South Centers visiting scholar Riti Chatterjee, a PhD candidate at Bidhan Chandra Krishi Vishwavidyalaya in West Bengal, India, also studied with the Soil, Water, and Bioenergy Resources program for several months in 2020. She is working on conservation agriculture as one of the Senior Research Fellows at the Center for Advanced Agricultural Science and Technology, Indian Council of Agricultural Research-NAHEP, and World Bank-funded project. She is pursuing her doctoral research on estimation of ecological services in terms of energy, climate, and knowledge management. 

As part of her ongoing PhD program on conservation agriculture, she received the World Bank fellowship for a period of six months to pursue her Extension outreach research at The Ohio State University under the supervision of Dr. Islam. She attended several meetings including Conservation Tillage and Technology Conference (CTTC) annual meetings and the Ohio Produce Growers & Marketers Association (OPGMA) annual conference in Ohio. 
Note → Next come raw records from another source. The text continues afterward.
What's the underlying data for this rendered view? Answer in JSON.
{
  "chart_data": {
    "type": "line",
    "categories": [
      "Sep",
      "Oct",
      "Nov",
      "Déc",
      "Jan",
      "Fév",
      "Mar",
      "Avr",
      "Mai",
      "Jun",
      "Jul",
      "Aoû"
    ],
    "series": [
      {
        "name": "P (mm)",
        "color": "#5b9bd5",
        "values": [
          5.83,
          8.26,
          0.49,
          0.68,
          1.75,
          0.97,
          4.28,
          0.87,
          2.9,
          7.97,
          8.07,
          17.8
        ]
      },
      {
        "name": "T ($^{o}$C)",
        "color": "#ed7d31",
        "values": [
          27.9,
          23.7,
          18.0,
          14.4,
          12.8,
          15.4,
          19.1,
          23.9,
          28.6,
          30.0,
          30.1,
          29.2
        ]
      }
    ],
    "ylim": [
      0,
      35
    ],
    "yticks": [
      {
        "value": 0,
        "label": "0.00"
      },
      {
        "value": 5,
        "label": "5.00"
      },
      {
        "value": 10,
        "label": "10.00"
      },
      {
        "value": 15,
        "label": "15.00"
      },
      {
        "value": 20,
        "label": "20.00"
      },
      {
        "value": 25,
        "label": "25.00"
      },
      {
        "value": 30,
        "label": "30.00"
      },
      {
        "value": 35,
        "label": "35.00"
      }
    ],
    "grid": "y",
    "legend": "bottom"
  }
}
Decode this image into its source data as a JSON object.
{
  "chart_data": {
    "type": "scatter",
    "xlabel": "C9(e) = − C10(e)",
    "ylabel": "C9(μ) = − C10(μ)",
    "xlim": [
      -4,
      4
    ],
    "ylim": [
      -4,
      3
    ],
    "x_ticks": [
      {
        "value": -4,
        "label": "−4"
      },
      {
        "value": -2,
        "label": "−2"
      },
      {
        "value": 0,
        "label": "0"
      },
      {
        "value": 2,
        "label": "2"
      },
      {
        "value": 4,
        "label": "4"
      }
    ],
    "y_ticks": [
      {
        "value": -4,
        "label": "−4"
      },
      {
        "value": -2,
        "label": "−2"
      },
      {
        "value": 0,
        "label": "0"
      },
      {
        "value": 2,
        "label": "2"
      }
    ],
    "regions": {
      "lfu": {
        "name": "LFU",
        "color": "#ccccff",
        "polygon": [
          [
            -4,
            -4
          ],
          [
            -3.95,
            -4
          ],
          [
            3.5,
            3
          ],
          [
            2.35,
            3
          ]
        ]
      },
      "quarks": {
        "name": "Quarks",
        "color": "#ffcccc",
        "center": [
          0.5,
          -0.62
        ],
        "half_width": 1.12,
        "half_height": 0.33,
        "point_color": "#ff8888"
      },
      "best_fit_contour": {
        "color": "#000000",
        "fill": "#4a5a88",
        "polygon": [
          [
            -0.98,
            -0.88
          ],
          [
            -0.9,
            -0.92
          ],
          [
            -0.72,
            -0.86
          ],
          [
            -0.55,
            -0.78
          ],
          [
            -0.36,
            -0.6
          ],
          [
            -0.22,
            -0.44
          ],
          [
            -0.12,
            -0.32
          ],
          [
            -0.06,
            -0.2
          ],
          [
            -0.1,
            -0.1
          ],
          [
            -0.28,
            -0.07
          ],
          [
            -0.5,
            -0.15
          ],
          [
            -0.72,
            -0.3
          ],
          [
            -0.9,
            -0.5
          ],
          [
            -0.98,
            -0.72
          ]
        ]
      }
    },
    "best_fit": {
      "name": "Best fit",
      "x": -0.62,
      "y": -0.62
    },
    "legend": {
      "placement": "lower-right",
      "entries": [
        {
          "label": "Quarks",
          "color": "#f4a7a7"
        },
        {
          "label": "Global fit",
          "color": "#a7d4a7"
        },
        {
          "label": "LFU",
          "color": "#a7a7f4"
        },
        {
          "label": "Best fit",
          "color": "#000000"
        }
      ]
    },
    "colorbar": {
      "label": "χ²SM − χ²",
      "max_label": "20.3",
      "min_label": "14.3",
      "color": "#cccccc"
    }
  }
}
Recognition, awards, and services

  • In 2020, the Soil, Water, and Bioenergy Resources program was recognized with several awards and provided professional services in several areas.
  • One of the program scientists, Dr. Mohammed (Arif) Rahman, was awarded his second patent for his outstanding research work. 
  • The program was listed on the OSU Laboratory Safety Dean’s List.
  • Rafiq Islam is serving as one of the academic editors of the PLOS ONE journal. He is also serving as one of the editorial board members of the Journal of Botanical Research and Applications, American Journal of Plant Sciences, and Land Reclamation and Water Management. Islam also served as one of the technical review committee members of the National Research Council / National Academies of Sciences, Engineering and Medicine fellowships. 
  • In 2020, Islam reviewed USDA-FAS, CRDF Global, Ohio Academy of Sciences, and OSU internal grants, as well as Fulbright fellowship proposals and more than 25 peer-reviewed journal articles.